The Queen Mother’s plan is going swimmingly. By giving the High Sparrow more power, which is to say, all the power, she’s cleaned the streets of wine and prostitution and had Loras Tyrell thrown in jail. His sister, Queen Margaery, has joined him, for committing the ultimate evil of lying about him having sex with a dude. Yet Cersei should watch herself. The Queen of Thorns is waiting to draw blood. It’s something that the tart-tongued Olenna said in her tense one-on-one chat with Cersei that I keep coming back to: “I didn’t trust your father [Tywin]. I didn’t particularly like him. But I respected him. He was no fool. He understood that sometimes you must work with your rivals rather than destroy them.” Cersei has the ultimate us-versus-them mentality, and she’s pissing on peaceful alliances not for the king, but for herself. Eventually, she might reach a point where she’s standing in one corner, and the rest of Westeros, including her son, is in another.
7. Was that the “super traumatic” scene Sophie Turner hinted at in December?
That bastard Ramsay, in every sense of the word, tortured both Sansa and Theon on his wedding day by having sex with her without consent and making him watch. It’s as uncomfortable as it sounds, though not a total surprise: Sophie Turner made reference to a “traumatic” scene that was “horrible for everyone to be on set and watch it” last year while teasing Season 5. I’m assuming this was the trauma she was referring to, unless something even worse happens to Sansa later on, which, may god may have mercy on all. The sad thing is, something even more appalling could happen. As you’ve probably heard by now, it’s not Sansa who marries Ramsay in the books (those three magical words); it’s her friend, Jeyne Poole, and while I won’t describe the traumas that happen to her, and how Theon/Reek is involved, it’s heavily insinuated in A Dance with Dragons that she was forced to have sex with Ramsay’s dogs. So… yeah.
EW spoke to producer Bryan Cogman about the scene. He should have remained quiet.
My first question to Cogman was what would he say to fans who ask: “How could you do this to Sansa?”

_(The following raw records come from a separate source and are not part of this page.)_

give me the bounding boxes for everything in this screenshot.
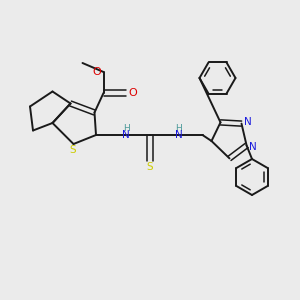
- Text: N: N: [249, 142, 256, 152]
- Text: O: O: [92, 67, 101, 77]
- Text: S: S: [69, 145, 76, 155]
- Text: O: O: [128, 88, 137, 98]
- Text: N: N: [244, 117, 251, 127]
- Text: N: N: [175, 130, 182, 140]
- Text: S: S: [147, 162, 153, 172]
- Text: H: H: [175, 124, 182, 133]
- Text: H: H: [123, 124, 129, 133]
- Text: N: N: [122, 130, 130, 140]
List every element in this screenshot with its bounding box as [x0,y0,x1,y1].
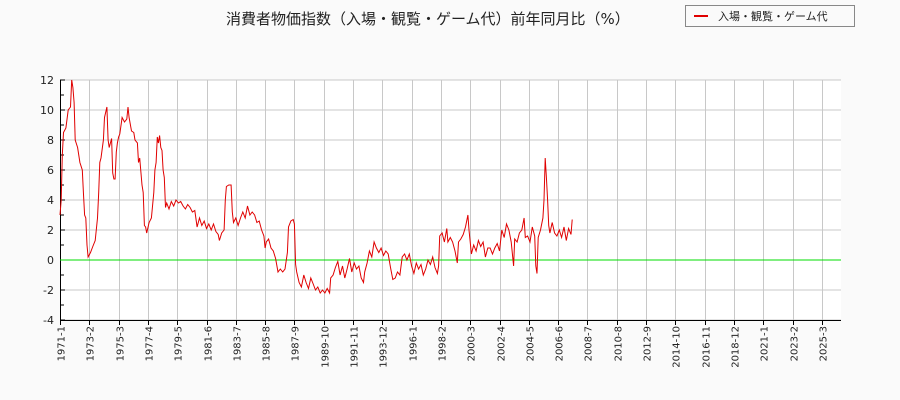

Cogman seemed to take this question very seriously and took a moment to consider his response. “This is Game of Thrones,” he said soberly. “This isn’t a timid little girl walking into a wedding night with Joffrey. This is a hardened woman making a choice and she sees this as the way to get back her homeland. Sansa has a wedding night in the sense she never thought she would with one of the monsters of the show. It’s pretty intense and awful and the character will have to deal with it.”
I also asked whether the scene would be as sadistic as the version in George R.R. Martin’s A Dance With Dragons, where Ramsay’s bride is played by a different character who is not in the show. In Martin’s novel, Ramsay forces Theon to sexually interact with his bride. Cogman looked somewhat horrified at that idea. “No!” he said. “Lord no. No-no-no-no-no. No. It’s still a shared form of abuse that they have to endure, Sansa and Theon. But it’s not the extreme torture and humiliation that scene in the book is.” (Via)
“This is a hardened woman making a choice.” “But it’s not the extreme torture and humiliation that scene in the book is.” Yeah, no, it’s still a woman getting raped. There aren’t levels of humiliation when it comes to sexual violations. Horrible weddings have become a Game of Thrones staple, and one this season already went off without a hitch, so it was a good bet that something terrible was coming. But Cogman’s explanation didn’t do the show any favors. Neither did the director, who kept the camera on Theon, as if framing him as the sufferer, not Sansa, who, after making incredible strides this season and last, was reduced to a victim again. It was wholly unnecessary. We already know Ramsay is an evil creep; Sansa having to marry the son of the man who killed her family should have been enough, a call to action to take Winterfell back. But nope, rape.
I hope Sansa kills everyone, and flies off into the sunset with the Queen of Thorns.